After a much needed nap, Kelly and I took an overnight flight home to Osaka. The frigid cold was not the warm greeting we wanted, but Kelly and I did notice that it felt more like home and more familiar than before we left. Maybe being somewhere even more foreign and exotic than Japan was just what we needed to regain some confidence in and loyalty to our temporary home.



12/31: Kelly and I weren't finished yet. We went out on the town and accidentally explored my neighborhood for a shrine. Finally we found what we'd been looking for: Sumiyoshi Shrine was packed with thousands of families and young groups and couples.
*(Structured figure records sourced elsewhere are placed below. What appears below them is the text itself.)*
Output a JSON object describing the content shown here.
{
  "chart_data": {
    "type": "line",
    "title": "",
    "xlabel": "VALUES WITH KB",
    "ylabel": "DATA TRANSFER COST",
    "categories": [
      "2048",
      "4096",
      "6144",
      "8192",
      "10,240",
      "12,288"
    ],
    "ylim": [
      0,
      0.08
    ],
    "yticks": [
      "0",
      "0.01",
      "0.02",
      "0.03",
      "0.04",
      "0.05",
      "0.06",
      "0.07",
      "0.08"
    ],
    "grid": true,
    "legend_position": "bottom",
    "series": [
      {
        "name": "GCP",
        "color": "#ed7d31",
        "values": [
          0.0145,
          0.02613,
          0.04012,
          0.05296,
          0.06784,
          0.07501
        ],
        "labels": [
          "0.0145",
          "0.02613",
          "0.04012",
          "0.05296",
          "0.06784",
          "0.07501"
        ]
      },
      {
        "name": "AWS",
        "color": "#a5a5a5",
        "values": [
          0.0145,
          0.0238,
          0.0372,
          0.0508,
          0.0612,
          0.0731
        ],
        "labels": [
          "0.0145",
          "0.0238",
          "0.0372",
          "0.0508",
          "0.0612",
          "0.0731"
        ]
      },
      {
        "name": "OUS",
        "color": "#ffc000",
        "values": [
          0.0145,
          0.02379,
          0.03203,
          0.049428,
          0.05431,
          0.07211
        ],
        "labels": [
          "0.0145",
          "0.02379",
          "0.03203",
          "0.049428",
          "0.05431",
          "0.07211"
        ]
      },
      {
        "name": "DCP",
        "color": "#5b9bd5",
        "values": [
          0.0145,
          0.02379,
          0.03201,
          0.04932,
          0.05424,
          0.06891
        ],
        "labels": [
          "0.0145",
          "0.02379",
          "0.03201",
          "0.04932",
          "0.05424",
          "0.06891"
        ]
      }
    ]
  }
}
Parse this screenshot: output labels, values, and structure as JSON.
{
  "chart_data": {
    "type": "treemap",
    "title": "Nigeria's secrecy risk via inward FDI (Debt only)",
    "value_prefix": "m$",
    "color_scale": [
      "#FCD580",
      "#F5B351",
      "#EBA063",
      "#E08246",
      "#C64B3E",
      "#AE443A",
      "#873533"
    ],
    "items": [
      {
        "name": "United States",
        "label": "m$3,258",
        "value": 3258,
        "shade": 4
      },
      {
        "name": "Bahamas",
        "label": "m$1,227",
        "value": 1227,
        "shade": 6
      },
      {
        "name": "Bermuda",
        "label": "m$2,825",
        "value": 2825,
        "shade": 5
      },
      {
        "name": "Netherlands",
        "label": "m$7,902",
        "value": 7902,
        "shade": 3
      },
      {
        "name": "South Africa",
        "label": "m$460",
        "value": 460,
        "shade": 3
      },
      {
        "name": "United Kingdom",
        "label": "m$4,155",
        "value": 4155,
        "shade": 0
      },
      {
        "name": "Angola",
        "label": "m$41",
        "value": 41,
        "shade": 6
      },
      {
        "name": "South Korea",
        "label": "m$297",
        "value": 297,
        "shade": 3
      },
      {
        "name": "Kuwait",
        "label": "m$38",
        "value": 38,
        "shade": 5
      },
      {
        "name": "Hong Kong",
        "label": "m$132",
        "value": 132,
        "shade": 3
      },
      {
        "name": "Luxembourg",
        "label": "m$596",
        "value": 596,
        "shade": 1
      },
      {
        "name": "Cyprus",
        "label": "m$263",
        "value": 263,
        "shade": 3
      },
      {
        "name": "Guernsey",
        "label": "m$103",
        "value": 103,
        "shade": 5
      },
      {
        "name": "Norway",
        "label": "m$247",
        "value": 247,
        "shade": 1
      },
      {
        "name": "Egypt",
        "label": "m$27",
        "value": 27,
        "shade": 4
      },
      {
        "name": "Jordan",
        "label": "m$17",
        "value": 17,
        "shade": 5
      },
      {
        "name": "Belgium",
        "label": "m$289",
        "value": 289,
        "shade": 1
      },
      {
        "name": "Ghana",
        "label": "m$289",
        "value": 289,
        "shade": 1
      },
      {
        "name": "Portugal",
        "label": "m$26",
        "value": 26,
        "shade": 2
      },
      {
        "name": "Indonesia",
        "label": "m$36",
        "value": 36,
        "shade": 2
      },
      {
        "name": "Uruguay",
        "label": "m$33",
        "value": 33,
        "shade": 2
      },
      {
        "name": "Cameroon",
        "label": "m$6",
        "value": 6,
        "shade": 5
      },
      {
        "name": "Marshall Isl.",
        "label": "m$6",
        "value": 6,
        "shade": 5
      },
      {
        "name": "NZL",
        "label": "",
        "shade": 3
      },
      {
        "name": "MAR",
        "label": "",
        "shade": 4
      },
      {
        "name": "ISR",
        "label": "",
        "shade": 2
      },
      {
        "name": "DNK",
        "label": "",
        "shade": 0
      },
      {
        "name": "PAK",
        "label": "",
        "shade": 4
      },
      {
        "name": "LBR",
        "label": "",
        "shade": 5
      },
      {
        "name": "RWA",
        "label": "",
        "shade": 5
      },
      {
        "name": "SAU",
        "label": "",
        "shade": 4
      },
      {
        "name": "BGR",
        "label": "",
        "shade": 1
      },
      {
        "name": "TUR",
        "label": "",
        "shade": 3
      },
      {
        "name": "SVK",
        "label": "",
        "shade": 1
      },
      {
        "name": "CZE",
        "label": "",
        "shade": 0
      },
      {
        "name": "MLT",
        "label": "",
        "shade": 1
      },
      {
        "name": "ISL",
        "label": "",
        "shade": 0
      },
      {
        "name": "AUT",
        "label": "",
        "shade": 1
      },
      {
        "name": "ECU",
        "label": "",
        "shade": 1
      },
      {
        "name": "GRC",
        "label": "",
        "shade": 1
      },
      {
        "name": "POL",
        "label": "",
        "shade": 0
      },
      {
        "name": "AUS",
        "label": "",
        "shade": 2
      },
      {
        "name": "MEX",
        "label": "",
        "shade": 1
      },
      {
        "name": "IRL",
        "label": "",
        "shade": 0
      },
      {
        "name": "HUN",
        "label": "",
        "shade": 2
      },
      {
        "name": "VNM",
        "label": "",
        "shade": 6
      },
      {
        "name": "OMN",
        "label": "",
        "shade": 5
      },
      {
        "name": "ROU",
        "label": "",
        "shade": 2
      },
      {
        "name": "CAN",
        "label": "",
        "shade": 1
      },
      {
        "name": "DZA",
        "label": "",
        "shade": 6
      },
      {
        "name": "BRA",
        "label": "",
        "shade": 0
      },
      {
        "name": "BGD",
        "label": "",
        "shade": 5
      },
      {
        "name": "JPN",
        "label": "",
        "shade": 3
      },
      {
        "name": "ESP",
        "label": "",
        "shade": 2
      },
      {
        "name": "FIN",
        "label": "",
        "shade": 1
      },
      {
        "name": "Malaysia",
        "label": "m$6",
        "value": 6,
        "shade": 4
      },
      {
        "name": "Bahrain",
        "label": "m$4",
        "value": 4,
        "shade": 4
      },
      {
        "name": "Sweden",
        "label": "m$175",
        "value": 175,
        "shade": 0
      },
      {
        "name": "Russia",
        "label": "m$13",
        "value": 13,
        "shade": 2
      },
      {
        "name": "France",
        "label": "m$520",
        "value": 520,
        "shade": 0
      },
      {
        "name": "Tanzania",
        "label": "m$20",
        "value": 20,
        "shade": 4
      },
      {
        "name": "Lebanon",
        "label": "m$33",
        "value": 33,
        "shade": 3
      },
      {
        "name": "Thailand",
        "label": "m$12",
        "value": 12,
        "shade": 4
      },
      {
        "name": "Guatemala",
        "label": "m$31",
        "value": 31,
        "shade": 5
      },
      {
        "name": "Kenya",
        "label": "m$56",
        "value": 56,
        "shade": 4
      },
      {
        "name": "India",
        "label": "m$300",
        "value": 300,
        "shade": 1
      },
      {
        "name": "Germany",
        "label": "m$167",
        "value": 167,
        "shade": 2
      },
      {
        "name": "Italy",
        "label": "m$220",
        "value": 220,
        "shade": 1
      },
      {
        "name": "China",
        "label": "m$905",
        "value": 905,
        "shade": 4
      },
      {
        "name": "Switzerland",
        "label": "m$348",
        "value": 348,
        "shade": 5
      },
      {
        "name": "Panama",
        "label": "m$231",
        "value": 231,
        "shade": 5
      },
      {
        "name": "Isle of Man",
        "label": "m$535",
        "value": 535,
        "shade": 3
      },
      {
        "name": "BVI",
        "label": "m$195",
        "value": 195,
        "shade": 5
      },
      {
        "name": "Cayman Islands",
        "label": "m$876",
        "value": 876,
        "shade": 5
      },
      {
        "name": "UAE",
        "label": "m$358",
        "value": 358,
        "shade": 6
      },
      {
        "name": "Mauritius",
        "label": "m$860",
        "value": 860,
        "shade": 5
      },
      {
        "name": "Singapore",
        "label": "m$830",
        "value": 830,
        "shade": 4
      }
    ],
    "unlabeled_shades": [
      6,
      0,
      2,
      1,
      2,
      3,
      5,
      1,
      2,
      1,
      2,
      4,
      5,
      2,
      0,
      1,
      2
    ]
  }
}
It was like an American carnival - haunted houses, games, food, and shops. So after sufficient snacking and screaming, we gathered around the sardine packed shrine for whatever would happen next (as far as we knew, the Japanese simply visit the shrine to pray before midnight, so we'd already been surprised). I tuned in to my cell phone tv to find a countdown, and sure enough, in step with Tokyo, the crowd around us counted down (I couldn't think quick enough in Japanese to join them). Kelly and I found anonymity even among the thousands, shared our resolutions and celebrations in English. A few girls wished us "Happy New Year!" ( a much appreciated gesture). It was fantastic getting away from this mundane culture, but then returning with new appreciation to end this crazy year and begin a new year together in our new home. Time flies.




A: A Tuk Tuk!

2 comments:

Kelly Alberts said...

OMgolly this post is perfect! i love love love your summary. the pictures are amazing, especially us on our well endowed elephant ;)

Kelly Alberts said...

and i'm posting another, simply bc i know we both love to get comments on our blogs!

sweet sweet blog title & i'm so relieved you put the answer at the bottom ;)

awesome reflection on our new years celebration and the return to japanese life!